In his question devoted to the subject (Institutes, Vol 1. Top. 9, Q. 6),  Turretin notes that among the various options forwarded, two stand out as the most popular. The first is pride, an opinion favored mostly by Roman Catholics; second is unbelief, which is the typically Protestant option. Being archetypically Protestant, Turretin opts for the latter. For Turretin, the general apostasy and turning away from God that led to Adam violating God’s covenant command about the Tree of the Knowledge of Good and Evil was an “incredulity” and contempt towards God’s word.

Of course, Turretin knows that the act of sin, and particularly the first sin, is quite complicated. Parsing out the various moments, acts, components, and so forth reveals various dimensions which definitely joined pride to unbelief. Nonetheless, Turretin thinks that when we sink down to the roots of the act, it’s caught up tightly in the faculties that judge falsity and truth, error and unbelief.
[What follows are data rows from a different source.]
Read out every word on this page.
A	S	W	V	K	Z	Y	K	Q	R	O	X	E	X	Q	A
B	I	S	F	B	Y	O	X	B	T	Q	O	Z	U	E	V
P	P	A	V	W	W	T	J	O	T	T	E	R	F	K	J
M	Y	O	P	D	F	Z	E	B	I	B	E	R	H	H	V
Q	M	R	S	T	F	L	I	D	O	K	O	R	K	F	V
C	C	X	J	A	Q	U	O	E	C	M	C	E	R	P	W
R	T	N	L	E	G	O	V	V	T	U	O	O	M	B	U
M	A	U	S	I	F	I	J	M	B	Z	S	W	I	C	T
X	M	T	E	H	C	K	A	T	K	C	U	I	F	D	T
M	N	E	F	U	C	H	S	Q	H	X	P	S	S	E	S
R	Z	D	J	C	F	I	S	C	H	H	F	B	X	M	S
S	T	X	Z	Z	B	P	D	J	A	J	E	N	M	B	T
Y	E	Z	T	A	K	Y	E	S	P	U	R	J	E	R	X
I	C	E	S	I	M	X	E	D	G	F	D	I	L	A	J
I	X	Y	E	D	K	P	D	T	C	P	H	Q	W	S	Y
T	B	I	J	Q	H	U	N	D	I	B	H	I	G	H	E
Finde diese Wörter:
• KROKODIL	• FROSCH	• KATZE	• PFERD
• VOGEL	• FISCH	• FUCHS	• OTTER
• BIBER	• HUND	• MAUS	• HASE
He then gives a number of, well, numbered reasons for thinking we ought to give priority of the root of unbelief.

  1. First, looking at the first attack point of temptation shows us where the origin of sin lies. What did the serpent first challenge? The integrity, reliability, and goodness of God’s word (“Did God really say?”, “You will not surely die”). This precedes his temptation to pride (“you shall be as gods.”)
  2. Second, “pride could not have place in man except on the positing of unbelief.” In other words, you can’t think too highly of yourself unless you’ve already stopped believing in God’s word of threat against disobedience.
  3. Third, the Bible points to sin as seduction and its roots in Satan’s cunning and deceptions (2 Cor. 11:3; 1 Tim. 2:14; Gen. 3:1).
  4. Fourth, only unbelief would have made him think that it is virtuous or a good thing to not be dependent on God for your good in all things. The desire for independence and autonomy from our good Creator is folly.
  5. Fifth, Turretin points out, if Satan first tempted Adam to sin, well, either he believed him or he didn’t. If he did, then unbelief follows. If he didn’t, well,  explain how he ended choosing sin in the first place?

Okay, but where does that unbelief come from?

But unbelief could not have place in man, unless first by thoughtlessness he had ceased from a consideration of God’s prohibition and of his truth and goodness. If he had always seriously directed his mind to it…he could never have been moved from his faith and listened to the tempter. Hence, therefore, unbelief or distrust flowed first. By this man did not have the faith in the word of God which he was bound to have, but shook it off at first by doubting and presently by denying; not seriously believing that the fruit was forbidden him or that he should die. Again, note the credulity by which he began to listen to the words of the Devil…believing that God envied him the fruit and that he would be like God and omniscient. Thus he made an erroneous judgment by which he determined that the object presented by the Devil was good for him. Hence presently his appetite and his inclination of concupiscence and its motions influenced the will to the eating of the fruit. At length, the external action followed. This inconsideration may well be called the beginning or first stage of sin.

There’s a few brief points worth making here.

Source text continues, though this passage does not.